Figure 5. GSEA in the AMI datasets. (A) GSEA of the combined datasets between the AMI and control samples, including six main biological characteristics, namely (B) GRAHAM Cml dividing vs normal quiescent, (C) LI Wilms Tumor Anaplastic, (D) BLANCO Melo Bronchial Epithelial Cells Influenza A Del Ns1 Infection, (E) SARRIO Epithelial Mesenchymal Transition, (F) NAKAJIMA Eosinophil, and (G) LEONARD Hypoxia and other pathways. GSEA, gene set enrichment analysis; AMI, acute myocardial infarction.

3.3 Construction of the LASSO risk model and the selection of the key genes

To construct an AMI risk model, we conducted a logistic regression analysis with p <0.05 as the cutoff value, and the expressions of the MRDEGs in AMI are shown in Figure 6A. A total of 27 key MRDEGs were screened and subjected to RF analysis (Figure 6B). The error curve of the decision tree was drawn with a seed of 150 and the number of decision trees as 2,000. The results showed that the error had leveled off when the number of decision trees was 2,000. MeanDecreaseGini represents the importance of the genes for our grouping (Figure 6C). Next, we performed ten-fold cross-validation five times to select the number of genes (Figure 6D). We found that when the number of genes was 18, the error of the model was relatively small and tended to be stable with the increase in the number of genes.

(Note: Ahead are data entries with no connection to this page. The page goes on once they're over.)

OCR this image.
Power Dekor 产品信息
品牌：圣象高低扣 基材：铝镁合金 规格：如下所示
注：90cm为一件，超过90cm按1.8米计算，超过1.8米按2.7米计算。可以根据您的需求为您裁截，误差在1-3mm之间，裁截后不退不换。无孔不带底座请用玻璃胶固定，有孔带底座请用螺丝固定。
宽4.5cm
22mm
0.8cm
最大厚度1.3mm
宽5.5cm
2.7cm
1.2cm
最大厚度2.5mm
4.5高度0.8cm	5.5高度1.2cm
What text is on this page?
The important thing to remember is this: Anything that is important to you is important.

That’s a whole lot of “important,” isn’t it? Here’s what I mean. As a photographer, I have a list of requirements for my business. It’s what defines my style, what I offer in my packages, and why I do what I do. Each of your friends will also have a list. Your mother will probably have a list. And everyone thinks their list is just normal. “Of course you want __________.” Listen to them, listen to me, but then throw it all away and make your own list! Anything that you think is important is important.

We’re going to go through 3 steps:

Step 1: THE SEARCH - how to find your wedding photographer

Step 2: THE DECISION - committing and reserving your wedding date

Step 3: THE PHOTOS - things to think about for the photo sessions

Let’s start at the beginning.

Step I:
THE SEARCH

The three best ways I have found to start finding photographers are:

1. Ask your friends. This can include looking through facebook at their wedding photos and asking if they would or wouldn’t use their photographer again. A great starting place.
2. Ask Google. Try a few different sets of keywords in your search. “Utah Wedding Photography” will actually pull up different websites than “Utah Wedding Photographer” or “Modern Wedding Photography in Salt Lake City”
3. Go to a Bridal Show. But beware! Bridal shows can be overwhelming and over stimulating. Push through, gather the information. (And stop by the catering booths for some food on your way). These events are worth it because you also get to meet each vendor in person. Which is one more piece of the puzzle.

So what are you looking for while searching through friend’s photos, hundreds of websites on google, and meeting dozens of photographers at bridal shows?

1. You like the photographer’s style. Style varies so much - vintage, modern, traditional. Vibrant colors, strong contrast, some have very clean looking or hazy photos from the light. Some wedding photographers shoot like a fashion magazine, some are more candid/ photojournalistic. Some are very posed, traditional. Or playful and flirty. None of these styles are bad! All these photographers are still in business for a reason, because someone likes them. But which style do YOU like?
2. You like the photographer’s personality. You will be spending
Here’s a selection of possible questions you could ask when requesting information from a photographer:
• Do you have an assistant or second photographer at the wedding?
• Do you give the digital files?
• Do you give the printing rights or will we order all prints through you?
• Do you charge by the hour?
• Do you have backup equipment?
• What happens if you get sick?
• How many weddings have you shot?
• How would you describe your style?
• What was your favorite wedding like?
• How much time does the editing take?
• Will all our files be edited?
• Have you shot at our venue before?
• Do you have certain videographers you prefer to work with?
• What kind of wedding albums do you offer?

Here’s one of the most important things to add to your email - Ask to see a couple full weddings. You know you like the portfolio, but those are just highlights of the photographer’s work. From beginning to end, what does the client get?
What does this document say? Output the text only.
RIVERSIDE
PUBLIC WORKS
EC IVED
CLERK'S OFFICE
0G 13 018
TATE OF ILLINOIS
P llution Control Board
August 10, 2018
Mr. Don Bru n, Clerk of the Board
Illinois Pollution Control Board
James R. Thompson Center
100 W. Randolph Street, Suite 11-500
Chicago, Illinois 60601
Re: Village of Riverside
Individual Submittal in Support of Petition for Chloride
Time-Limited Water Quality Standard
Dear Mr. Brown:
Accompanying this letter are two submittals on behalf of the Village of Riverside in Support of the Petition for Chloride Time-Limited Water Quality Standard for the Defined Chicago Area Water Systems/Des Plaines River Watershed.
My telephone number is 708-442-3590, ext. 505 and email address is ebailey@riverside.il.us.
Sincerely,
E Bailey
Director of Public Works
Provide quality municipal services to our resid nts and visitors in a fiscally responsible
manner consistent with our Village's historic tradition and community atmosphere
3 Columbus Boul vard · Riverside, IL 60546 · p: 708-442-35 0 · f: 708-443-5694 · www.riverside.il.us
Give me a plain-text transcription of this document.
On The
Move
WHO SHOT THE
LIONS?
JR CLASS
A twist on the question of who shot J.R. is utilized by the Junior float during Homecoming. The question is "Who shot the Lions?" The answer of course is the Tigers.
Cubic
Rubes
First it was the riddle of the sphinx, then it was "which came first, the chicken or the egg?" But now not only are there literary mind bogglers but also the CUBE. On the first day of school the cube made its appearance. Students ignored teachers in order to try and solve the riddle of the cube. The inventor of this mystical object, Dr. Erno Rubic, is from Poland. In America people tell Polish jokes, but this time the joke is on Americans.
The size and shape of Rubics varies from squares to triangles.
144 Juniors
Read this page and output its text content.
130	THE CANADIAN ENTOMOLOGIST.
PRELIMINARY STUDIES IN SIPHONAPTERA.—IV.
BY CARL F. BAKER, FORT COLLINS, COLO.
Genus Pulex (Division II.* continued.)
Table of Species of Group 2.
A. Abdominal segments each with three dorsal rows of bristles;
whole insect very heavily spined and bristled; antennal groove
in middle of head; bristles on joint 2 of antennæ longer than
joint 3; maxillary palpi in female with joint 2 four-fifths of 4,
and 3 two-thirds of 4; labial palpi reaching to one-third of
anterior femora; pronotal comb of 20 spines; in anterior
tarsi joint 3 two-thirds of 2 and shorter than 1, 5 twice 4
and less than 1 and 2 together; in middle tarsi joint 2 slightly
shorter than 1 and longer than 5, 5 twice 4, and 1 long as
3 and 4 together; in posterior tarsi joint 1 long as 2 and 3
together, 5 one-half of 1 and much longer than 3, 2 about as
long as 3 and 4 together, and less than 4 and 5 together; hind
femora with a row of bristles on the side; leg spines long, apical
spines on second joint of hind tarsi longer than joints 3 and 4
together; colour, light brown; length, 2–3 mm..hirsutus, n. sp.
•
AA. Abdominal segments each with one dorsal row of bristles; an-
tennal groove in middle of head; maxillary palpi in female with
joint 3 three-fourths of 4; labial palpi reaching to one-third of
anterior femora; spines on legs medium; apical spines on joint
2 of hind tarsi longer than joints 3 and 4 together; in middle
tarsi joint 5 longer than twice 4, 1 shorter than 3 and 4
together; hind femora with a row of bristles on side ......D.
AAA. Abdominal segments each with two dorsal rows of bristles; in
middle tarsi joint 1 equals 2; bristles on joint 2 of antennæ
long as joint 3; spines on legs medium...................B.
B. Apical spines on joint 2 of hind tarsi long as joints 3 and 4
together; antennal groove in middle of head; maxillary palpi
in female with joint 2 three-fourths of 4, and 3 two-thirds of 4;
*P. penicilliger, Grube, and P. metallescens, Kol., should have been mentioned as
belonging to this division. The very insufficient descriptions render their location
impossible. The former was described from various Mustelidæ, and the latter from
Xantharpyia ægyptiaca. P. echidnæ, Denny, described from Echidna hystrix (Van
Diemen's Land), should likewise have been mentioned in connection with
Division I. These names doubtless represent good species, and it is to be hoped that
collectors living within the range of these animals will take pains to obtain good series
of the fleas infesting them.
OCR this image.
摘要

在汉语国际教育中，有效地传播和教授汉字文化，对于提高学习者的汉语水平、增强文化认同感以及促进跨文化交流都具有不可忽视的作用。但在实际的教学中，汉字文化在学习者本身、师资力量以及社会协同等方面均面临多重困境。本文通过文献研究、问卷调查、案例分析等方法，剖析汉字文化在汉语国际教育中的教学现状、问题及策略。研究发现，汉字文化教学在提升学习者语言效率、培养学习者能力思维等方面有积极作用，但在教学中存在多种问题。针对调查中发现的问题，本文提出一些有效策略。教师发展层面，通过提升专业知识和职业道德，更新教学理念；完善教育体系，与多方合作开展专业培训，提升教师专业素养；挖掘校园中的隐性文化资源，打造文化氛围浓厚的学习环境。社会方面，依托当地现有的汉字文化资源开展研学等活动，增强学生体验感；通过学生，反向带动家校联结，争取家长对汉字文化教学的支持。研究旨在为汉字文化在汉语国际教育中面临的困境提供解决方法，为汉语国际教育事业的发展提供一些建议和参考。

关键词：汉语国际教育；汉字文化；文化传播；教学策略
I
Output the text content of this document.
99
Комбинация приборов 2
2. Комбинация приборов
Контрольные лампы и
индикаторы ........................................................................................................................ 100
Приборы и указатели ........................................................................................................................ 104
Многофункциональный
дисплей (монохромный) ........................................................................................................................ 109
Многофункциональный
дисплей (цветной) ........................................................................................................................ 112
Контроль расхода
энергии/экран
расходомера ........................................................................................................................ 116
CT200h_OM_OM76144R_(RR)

In total, 18 MRDEGs were indicated to be crucial for AMI diagnosis, namely AGPS, CA2, CAT, CHCHD3, CLINT1, LTA4H, MYO9B, PRDX6, PRKDC, PYGB, SIRT3, TFEB, TOM1, TOMM20, UBA52, UBB, WDR12, and YWHAH.

Figure 6

Figure 6. LASSO risk model construction and screening of key genes. (A) Forest plot of the 28 MRDEGs in the logistic regression model. (B) Plot of model training error using the random forest algorithm. (C) Scatterplot of the random forest model based on analysis of the MeanDecreaseGini. (D) Cross-validation error plot. (E) Diagnostic model plot of the LASSO regression model. (F) Variable trajectory plot of the LASSO regression model. LASSO, least absolute shrinkage and selection operator. MRDEGs, mitophagy-related differentially expressed genes.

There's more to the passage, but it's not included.